After derivatives have been created, the new version of the database can be activated by typing the command:

make publish

This will move ./cache/index.hmd to ./cache/index-old.hmd and then move ./cache/index-new.hmd to ./cache/index.hmd. The file ./cache/index.hmd is used to map various file identifier systems to the cached version of the Humdrum file.

Optionally, run the command:

make purge

to remove older and deleted versions of the Humdrum files from the cache system. These files will be placed in the ./cache/purge folder for review.

There is also a command to do all of the above steps at one time (except purging) in the base directory:

make update

Or to run the update process in the backgroud using nohup:

make un

URL data access

Data and analysis files stored in the cache directory can be accessed on the web via the following example URLs. The primary data server is at https://data.josqu.in .

https://data.josqu.in/Jos2721 (primary server)
Return Humdrum data for JRP ID `Jos2721`.
https://data.josqu.in/Jos2721.krn
Explicitly request Humdrum data (default behavior if no data format specified).
https://data.josqu.in/Jos2721format=krn
Verbose request for Humdrum data using URL parameter.
https://data.josqu.in/Jos2721?format=kern
Alternate verbose request for Humdrum data using URL parameter.
https://data.josqu.in/Jos2721.mei
Request MEI conversion of file.
https://data.josqu.in/Jos2721.musicxml
Request MusicXML conversion of file.
https://data.josqu.in/Jos2721.xml
Alternate request MusicXML conversion of file.
https://data.josqu.in/Jos2721-La_Bernardina.krn
Full filename can be given (but from and after first `_` in filename will be ignored internally).
https://data.josqu.in/Jos2721-La_Bernardina.musicxml
Full filename access to MusicXML conversion.
https://data.josqu.in/random
Get a random Humdrum file.
https://data.josqu.in/random.musicxml
Get a random MusicXML conversion.

Setup

See also https://bit.ly/jrp-maintenance

Apache web server

An example Apache web server configuration is given in cgi-bin/apache.config. The important part of the configuration is:

RewriteEngine On
RewriteRule ^/([^?]*\?(.*))$ /cgi-bin/jrp-data-server?id=$1&$2 [NC,PT,QSA]
RewriteRule ^/([^?]*)$ /cgi-bin/jrp-data-server?id=$1 [NC,PT,QSA]
Header add Access-Control-Allow-Origin "*"

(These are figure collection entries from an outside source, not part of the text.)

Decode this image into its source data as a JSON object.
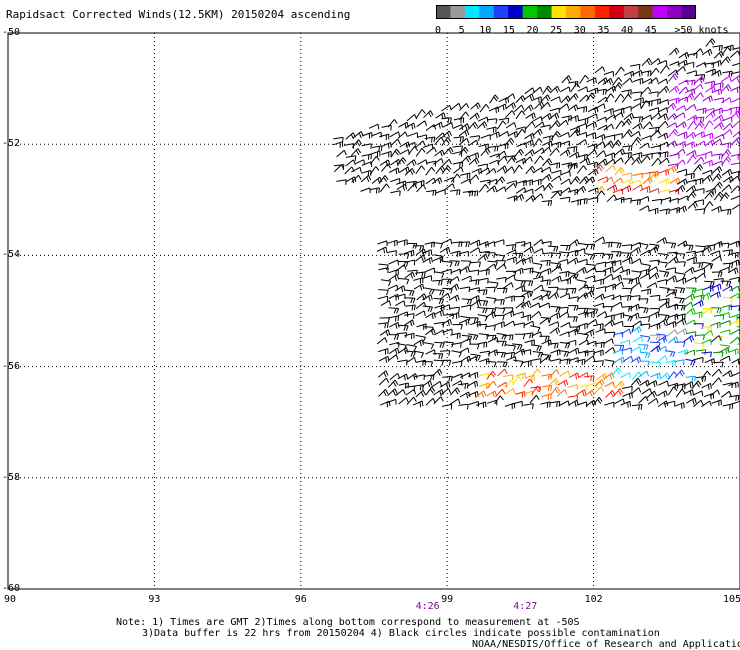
{
  "title": "Rapidsact Corrected Winds(12.5KM) 20150204 ascending",
  "color_scale": {
    "colors": [
      "#555555",
      "#9a9a9a",
      "#00e8ff",
      "#00a8ff",
      "#2040ff",
      "#0000c8",
      "#00c800",
      "#008800",
      "#ffe000",
      "#ffaa00",
      "#ff6a00",
      "#ff2000",
      "#d00010",
      "#c04040",
      "#7a3810",
      "#c000ff",
      "#9000c0",
      "#5a0090"
    ],
    "labels": [
      "0",
      "5",
      "10",
      "15",
      "20",
      "25",
      "30",
      "35",
      "40",
      "45",
      "50"
    ],
    "units_label": "knots",
    "last_label_prefix": ">"
  },
  "map": {
    "lon_range": [
      90,
      105
    ],
    "lat_range": [
      -50,
      -60
    ],
    "lon_ticks": [
      "90",
      "93",
      "96",
      "99",
      "102",
      "105"
    ],
    "lat_ticks": [
      "-50",
      "-52",
      "-54",
      "-56",
      "-58",
      "-60"
    ],
    "grid": "dotted",
    "time_labels": [
      {
        "lon": 98.6,
        "text": "4:26"
      },
      {
        "lon": 100.6,
        "text": "4:27"
      }
    ],
    "swaths": [
      {
        "lon": [
          96.7,
          105.0
        ],
        "lat": [
          -50.1,
          -53.3
        ]
      },
      {
        "lon": [
          97.6,
          105.0
        ],
        "lat": [
          -53.8,
          -56.0
        ]
      },
      {
        "lon": [
          97.6,
          105.0
        ],
        "lat": [
          -56.2,
          -56.8
        ]
      }
    ],
    "high_wind_regions": [
      {
        "lon": [
          103.5,
          105.0
        ],
        "lat": [
          -50.8,
          -52.5
        ],
        "speed": "45-50"
      },
      {
        "lon": [
          102.0,
          103.6
        ],
        "lat": [
          -52.5,
          -53.0
        ],
        "speed": "25-40"
      },
      {
        "lon": [
          103.8,
          105.0
        ],
        "lat": [
          -54.6,
          -55.8
        ],
        "speed": "15-25"
      },
      {
        "lon": [
          102.3,
          104.0
        ],
        "lat": [
          -55.4,
          -56.2
        ],
        "speed": "5-15"
      },
      {
        "lon": [
          99.6,
          102.4
        ],
        "lat": [
          -56.2,
          -56.6
        ],
        "speed": "25-35"
      }
    ]
  },
  "notes": {
    "line1": "Note: 1) Times are GMT 2)Times along bottom correspond to measurement at -50S",
    "line2": "3)Data buffer is 22 hrs from 20150204 4) Black circles indicate possible contamination",
    "credit": "NOAA/NESDIS/Office of Research and Applications"
  }
}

The Header line is important in order to allow cross-origin access to the data files.

The rewrite rules are used to simplify the URLs for data access. Access to the data appears as if it were a static file, but the server converts this filename into an id parameter that is passed on to the jrp-data-server CGI script.

CGI script

The interface between the URL and internal access to data is done with the CGI script cgi-bin/jrp-data-server.pl. Copy this file (via cgi-bin/Makefile) to the location for CGI scripts for the server.

Support software

Here is a description of support software needed to create derivatives files for the cache.

verovio

Install verovio on the server with these commands:

git clone https://github.com/rism-digital/verovio
cd verovio/tools
./.configure
make
make install

Note that cmake is required (and must first be installed if not available).

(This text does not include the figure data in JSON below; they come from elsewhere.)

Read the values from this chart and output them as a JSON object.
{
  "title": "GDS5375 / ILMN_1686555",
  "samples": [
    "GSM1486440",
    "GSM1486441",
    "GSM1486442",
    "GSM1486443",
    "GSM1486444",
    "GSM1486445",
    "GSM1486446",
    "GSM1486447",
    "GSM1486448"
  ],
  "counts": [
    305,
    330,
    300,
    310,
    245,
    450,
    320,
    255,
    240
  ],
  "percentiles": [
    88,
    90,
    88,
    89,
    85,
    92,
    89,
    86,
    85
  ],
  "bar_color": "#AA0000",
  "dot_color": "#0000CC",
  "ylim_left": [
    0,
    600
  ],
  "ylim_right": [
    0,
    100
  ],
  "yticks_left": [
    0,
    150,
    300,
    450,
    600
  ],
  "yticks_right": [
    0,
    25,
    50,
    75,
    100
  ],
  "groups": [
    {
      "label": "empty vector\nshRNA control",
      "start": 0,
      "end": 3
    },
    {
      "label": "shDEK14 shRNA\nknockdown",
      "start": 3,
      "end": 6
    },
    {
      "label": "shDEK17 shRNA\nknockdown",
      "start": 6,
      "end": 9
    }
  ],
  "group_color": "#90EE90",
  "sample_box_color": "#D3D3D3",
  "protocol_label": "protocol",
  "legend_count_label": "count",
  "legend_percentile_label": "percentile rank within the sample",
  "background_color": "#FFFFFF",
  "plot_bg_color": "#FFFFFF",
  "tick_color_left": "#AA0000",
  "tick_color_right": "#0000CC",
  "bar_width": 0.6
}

Verify that verovio was installed by running the command:

which verovio

which should reply /usr/local/bin/verovio.

aton2json

The aton2json program can be installed with these commands:

npm install -g posix-argv-parser
npm install -g aton2json
wget https://raw.githubusercontent.com/craigsapp/ATON/master/example/cli/aton2json -O /usr/local/bin/aton2json

Verify that aton2json was installed by running the command:

which aton2json

which should reply /usr/local/bin/aton2json

SELinux notes

To allow CGI scripts to run programs in a shell when SELinux, turn on the general permission with the command:

setsebool -P httpd_execmem 1

Then give permissions to run a particular program:

chcon system_u:object_r:httpd_exec_t:s0 program-file

For data access logging, the log directory should be given SELinux permissions:

chcon -R -t httpd_sys_content_t logs

And the web server should be made owner of the log directory.